Non ebbe altre risposte. Il cacciatore si era messo ad ammucchiare rami di legna secca vicino a lei, per accendere l’ultimo fuoco della giornata.
Lei mangiò in silenzio. Era una battaglia persa in principio, la testardaggine di quell’uomo le era ormai nota.

“Questo non è cervo selvatico. E’ allevato.”

Ancora nulla. Sol fece apparire un piccolo globo di fiamme fra le sue mani, per poi posarle sulla legna, attendendo che questa cominciasse ad ardere. Dopo poco, il fuoco circondò le sue braccia, senza ferirlo.

“Sei andato di nuovo nel loro territorio, ver-“

“Ed anche se fosse?”

Questa volta, la voce di lui mostrava una nota di rabbia repressa a stento, nonostante fosse sempre controllato. La ragazza alzò lo sguardo in quello di lui, e parte del cappuccio scivolò indietro sul capo, mostrando i lunghi capelli blu e scoprendo quegli occhi che l’avevano portata ad essere la ‘protetta’ del cacciatore. Occhi inconfondibili, un segno che la avrebbe obbligata a rimanere sempre nascosta dietro lo spesso cappuccio, e che solo Sol poteva dire di aver davvero ammirato, nella loro inquietante bellezza.

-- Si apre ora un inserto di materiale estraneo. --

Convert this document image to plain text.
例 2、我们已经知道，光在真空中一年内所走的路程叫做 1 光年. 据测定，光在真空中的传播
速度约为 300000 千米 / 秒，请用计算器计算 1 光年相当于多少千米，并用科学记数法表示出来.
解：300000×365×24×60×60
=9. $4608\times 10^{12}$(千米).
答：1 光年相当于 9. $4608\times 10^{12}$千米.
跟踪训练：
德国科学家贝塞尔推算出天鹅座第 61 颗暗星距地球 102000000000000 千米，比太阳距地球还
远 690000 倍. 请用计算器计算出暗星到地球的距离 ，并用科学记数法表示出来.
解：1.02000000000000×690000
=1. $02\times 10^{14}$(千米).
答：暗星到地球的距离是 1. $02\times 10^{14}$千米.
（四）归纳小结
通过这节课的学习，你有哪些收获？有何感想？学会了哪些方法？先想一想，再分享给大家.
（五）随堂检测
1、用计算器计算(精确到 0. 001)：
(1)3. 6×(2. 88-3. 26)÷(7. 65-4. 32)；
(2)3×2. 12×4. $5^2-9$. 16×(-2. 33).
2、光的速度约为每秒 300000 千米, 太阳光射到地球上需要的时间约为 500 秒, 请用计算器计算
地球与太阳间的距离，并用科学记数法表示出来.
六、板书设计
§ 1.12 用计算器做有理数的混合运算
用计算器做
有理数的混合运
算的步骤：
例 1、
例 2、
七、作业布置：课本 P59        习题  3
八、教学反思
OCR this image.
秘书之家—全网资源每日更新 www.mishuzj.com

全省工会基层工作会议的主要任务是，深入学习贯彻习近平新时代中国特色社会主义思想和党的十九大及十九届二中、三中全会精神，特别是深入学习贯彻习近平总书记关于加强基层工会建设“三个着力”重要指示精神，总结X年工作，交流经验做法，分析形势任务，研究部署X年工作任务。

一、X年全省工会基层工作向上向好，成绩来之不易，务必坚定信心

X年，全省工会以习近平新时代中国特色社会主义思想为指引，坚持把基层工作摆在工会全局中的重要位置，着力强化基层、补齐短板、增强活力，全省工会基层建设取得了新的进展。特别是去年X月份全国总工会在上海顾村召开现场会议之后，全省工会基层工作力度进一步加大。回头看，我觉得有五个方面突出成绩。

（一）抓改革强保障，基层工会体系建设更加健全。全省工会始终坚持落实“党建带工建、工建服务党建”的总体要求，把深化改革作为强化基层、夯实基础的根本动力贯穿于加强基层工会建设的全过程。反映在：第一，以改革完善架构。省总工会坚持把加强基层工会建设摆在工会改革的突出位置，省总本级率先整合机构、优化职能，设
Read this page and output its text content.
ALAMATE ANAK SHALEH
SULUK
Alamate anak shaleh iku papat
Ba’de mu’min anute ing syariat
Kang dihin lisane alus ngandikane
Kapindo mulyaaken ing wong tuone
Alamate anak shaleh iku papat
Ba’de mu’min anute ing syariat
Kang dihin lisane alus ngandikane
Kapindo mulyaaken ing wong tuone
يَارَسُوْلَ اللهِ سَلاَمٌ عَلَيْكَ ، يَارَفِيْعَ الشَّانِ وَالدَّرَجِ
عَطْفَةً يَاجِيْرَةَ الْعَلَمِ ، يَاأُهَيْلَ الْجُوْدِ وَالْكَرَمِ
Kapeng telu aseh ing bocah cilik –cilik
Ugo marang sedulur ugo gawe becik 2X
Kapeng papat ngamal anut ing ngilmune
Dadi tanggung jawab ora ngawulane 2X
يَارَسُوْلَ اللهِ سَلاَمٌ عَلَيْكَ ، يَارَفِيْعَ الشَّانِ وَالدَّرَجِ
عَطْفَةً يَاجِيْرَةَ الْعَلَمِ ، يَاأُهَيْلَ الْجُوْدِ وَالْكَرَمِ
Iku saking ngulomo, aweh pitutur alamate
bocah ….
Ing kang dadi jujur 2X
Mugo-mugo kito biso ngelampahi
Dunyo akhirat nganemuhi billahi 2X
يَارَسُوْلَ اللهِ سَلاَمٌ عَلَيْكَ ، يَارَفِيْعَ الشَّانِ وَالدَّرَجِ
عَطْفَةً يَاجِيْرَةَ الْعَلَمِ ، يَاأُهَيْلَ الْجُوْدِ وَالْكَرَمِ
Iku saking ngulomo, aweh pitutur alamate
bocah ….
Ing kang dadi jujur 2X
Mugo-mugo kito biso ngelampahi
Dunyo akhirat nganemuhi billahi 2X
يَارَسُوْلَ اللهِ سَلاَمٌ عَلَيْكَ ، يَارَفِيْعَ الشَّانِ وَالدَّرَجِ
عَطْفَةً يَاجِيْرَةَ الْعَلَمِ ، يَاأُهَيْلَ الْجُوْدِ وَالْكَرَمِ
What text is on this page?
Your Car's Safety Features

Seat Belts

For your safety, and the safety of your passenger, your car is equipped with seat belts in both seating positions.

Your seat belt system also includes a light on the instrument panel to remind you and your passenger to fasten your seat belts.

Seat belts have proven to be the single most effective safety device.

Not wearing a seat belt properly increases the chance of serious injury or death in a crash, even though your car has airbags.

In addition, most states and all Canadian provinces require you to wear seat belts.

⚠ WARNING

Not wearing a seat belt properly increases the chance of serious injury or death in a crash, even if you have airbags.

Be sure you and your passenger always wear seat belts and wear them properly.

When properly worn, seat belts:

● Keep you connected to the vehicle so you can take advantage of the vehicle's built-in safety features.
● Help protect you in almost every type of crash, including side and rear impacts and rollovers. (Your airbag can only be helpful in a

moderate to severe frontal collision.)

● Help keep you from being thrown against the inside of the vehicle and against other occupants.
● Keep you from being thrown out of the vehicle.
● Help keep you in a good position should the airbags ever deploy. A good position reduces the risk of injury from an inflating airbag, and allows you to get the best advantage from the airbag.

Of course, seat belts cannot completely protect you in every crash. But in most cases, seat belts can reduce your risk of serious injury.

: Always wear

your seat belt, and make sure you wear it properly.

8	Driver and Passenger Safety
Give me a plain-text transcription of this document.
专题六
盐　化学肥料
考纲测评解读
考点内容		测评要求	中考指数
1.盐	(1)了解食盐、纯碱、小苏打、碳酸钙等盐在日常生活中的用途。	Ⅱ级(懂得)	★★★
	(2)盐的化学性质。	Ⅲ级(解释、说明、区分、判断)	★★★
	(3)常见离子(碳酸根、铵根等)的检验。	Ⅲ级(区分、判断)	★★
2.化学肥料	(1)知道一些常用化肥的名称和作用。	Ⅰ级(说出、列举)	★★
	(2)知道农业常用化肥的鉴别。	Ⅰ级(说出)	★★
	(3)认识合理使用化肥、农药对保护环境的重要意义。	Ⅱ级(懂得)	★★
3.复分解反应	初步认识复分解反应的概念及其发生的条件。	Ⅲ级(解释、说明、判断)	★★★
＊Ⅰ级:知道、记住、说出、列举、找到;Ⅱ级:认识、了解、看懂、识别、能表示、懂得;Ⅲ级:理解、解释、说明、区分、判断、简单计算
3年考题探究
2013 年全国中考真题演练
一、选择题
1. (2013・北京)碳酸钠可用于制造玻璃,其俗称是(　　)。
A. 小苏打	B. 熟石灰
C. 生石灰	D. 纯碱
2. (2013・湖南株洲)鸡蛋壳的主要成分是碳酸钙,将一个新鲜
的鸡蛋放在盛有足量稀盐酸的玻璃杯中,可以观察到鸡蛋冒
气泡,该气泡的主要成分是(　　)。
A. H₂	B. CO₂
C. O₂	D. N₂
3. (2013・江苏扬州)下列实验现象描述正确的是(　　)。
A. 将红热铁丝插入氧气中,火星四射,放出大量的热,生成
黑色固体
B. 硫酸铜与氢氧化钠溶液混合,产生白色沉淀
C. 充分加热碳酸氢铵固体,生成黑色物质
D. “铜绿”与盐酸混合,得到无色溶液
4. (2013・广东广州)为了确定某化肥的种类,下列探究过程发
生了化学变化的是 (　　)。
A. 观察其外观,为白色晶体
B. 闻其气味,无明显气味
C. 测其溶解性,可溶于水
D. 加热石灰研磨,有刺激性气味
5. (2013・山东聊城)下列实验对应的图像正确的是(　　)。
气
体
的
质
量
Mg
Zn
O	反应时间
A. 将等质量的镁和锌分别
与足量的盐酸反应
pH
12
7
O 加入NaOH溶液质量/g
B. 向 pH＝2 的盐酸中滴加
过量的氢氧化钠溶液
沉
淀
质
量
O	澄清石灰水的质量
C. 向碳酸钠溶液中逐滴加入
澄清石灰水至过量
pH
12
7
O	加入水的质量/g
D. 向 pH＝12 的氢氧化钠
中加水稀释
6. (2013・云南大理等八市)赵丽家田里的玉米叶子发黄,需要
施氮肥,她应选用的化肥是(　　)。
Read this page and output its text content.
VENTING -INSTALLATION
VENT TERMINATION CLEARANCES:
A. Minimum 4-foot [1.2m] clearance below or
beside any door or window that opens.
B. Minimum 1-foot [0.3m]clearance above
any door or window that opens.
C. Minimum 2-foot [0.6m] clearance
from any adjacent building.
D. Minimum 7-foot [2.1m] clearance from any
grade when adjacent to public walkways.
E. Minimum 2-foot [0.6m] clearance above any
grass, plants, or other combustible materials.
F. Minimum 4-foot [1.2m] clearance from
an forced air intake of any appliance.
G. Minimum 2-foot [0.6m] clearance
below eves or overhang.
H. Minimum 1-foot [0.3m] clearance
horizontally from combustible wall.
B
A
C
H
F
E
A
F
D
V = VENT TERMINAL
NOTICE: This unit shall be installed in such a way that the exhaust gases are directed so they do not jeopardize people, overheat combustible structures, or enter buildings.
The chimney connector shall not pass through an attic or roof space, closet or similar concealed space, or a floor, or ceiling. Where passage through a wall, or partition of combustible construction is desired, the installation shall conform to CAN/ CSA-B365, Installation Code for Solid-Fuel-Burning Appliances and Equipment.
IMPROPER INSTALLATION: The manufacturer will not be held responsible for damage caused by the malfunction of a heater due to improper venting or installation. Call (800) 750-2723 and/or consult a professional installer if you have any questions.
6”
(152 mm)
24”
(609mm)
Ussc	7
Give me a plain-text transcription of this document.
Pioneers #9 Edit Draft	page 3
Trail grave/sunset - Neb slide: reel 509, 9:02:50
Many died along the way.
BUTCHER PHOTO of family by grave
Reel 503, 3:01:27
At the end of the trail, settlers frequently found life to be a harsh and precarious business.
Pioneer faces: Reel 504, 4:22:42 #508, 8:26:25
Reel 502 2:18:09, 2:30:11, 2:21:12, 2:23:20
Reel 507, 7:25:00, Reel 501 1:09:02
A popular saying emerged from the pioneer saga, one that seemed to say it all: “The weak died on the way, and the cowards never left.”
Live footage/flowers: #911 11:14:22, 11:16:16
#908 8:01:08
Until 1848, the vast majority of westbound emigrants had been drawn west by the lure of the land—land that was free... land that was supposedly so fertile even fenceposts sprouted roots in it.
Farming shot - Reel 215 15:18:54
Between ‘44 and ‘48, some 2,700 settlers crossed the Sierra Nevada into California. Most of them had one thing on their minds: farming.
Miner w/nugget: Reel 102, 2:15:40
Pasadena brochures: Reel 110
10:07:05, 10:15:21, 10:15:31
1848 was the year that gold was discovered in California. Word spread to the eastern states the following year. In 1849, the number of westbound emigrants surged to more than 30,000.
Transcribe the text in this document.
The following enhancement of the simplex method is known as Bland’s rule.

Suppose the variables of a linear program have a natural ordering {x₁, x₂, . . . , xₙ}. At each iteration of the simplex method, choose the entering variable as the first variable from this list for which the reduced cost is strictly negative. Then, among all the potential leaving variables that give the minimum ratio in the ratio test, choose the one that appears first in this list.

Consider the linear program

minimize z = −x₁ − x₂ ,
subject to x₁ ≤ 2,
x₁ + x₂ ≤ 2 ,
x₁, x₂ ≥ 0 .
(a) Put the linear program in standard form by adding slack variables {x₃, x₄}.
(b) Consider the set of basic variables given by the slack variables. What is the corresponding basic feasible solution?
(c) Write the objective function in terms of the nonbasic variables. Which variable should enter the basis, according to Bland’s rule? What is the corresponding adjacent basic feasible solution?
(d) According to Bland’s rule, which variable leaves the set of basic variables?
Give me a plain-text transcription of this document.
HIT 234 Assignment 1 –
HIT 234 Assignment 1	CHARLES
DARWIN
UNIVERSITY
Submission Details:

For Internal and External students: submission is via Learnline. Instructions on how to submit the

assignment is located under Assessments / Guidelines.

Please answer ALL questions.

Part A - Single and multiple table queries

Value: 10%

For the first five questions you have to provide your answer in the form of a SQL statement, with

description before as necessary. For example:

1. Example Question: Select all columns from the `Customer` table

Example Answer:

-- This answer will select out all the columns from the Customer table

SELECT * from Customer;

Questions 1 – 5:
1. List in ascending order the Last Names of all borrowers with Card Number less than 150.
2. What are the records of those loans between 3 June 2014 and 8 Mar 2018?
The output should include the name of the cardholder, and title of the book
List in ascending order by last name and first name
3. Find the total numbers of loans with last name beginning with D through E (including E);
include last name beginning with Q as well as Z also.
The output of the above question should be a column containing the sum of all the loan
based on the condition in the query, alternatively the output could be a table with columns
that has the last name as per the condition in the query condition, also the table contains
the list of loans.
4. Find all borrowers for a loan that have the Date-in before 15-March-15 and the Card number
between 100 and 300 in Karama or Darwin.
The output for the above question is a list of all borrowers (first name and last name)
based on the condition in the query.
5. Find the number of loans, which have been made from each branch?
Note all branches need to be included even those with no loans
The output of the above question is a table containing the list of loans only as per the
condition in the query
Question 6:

“Lo sai che… che non possiamo spingerci così oltre.”

“E tu sai benissimo che quei fottuti bastardi si prendono tutto.  Non c’è vita nella nostra parte di foresta, se non quegli esseri, Dizzy.”

Il sorriso che lei gli riservò questa volta fu amaro. Aveva ragione.  Lasciò cadere l’argomento.

“Sei sicuro che sia meglio cruda?”

Osservò il pezzo di carne fra le sue mani, scottato appena sulla fiamma, e Sol annuì.

“A voi piace così.”

Voi. La ragazza mangiò in silenzio, posando poi le mani sull’appena evidente rigonfiamento allo stomaco.
Calò la notte senza che nessuno dei due proferisse ulteriori parole. Sol badava al fuoco, e lei cercava di dormire, rannicchiata vicino alle pietre, tremante. Faceva dannatamente freddo.
Sol le gettò una rapida occhiata, lasciandosi sfuggire un sospiro mentre si toglieva il pesante mantello dalle spalle, per posarlo su quelle di lei. Per quanto macchiato e logoro fosse, faceva ancora il suo dovere. I tremiti della ragazza si affievolirono, per poi fermarsi del tutto.